Wednesday, April 22, 2015

I read somewhere once that the biggest cause of grief is comparing yourself to others. I understand that fully tonight. My child tells me, when I am trying all sorts of pep talk to get some sort of compliance from her that I am trying to change or criticize her, and I know that in a way, she is right. On so many levels, I feel that she is doing exactly what she needs to do to be who she is, and that I and so many others like me, stifle who she and her generation shall become by placing labels on what they will come to know as possible. But moreso tonight, the understanding is about me. I caught myself thinking about my ex and got into a monologue as I always do in my mind about a conversation I would like to have with him, if only we could get along. Last week I did very well. I concluded that I have to accept that he would treat anyone else as he treats me and that I am nothing special in the bad treatment department, it is who he is. Now, I can add to that and say that, here I go again, being chained up by the belief that things MUST have some sort of order or pattern to work, and that is simply putting myself into another habit that will lead to frustration. There is nothing wrong with ambition, challenging yourself etc....but this is not about that. This is about wanting to control something that there is no way to do.
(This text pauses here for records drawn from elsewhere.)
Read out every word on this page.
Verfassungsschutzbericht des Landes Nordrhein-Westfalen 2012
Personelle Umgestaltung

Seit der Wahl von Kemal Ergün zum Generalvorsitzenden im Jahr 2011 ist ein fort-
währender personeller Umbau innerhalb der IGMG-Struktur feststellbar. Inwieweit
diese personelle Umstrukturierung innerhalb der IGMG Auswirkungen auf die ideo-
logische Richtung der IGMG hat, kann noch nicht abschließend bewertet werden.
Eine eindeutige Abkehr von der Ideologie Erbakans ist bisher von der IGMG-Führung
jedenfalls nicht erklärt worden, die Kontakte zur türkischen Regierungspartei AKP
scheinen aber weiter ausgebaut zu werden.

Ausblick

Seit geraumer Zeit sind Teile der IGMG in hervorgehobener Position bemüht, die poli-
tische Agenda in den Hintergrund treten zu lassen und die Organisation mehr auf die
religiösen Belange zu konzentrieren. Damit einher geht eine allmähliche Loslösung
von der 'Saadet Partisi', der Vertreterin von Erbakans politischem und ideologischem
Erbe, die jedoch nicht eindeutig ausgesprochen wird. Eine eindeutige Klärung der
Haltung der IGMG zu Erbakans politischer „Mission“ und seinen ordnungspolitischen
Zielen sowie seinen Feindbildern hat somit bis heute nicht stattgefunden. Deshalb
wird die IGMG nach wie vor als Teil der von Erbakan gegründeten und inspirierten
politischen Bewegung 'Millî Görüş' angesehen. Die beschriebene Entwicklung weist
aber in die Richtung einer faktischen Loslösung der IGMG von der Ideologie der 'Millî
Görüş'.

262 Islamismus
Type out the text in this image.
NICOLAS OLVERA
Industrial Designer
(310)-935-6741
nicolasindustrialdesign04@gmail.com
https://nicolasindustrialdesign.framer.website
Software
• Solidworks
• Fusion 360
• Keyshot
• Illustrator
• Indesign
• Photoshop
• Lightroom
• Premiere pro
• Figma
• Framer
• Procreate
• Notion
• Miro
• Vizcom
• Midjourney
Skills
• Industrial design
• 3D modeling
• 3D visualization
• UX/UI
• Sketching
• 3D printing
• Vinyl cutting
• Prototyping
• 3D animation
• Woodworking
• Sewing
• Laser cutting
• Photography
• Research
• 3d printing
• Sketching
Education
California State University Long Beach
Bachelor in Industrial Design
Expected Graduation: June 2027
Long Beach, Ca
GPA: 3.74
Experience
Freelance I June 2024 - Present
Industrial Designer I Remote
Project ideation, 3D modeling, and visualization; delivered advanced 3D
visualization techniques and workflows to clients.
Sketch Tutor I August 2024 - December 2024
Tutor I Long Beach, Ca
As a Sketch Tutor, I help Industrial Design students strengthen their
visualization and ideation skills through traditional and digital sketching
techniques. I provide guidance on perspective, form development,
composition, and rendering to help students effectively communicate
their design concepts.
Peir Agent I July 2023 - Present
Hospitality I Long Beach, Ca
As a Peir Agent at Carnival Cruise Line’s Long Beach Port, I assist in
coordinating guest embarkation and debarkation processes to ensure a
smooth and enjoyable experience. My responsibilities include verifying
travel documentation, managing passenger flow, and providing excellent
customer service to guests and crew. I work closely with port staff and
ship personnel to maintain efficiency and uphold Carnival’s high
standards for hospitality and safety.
I have felt soooooooooooo many leagues better since I just finally put down the gigantic weight of feeling that everything my ex did somehow was a stain on me, and my character was somehow impugned. He is really worse than voodoo, because I have let his words determine my progress. I woke up a few days ago resolute in the knowledge that this birthday coming soon,and right now, and every now, is an opportunity to start following the very BEST me, all of the time. Listen to my own plans and dreams, hopes and expectations in the knowledge firm knowledge that I will succeed because there is nothing else but success that I see.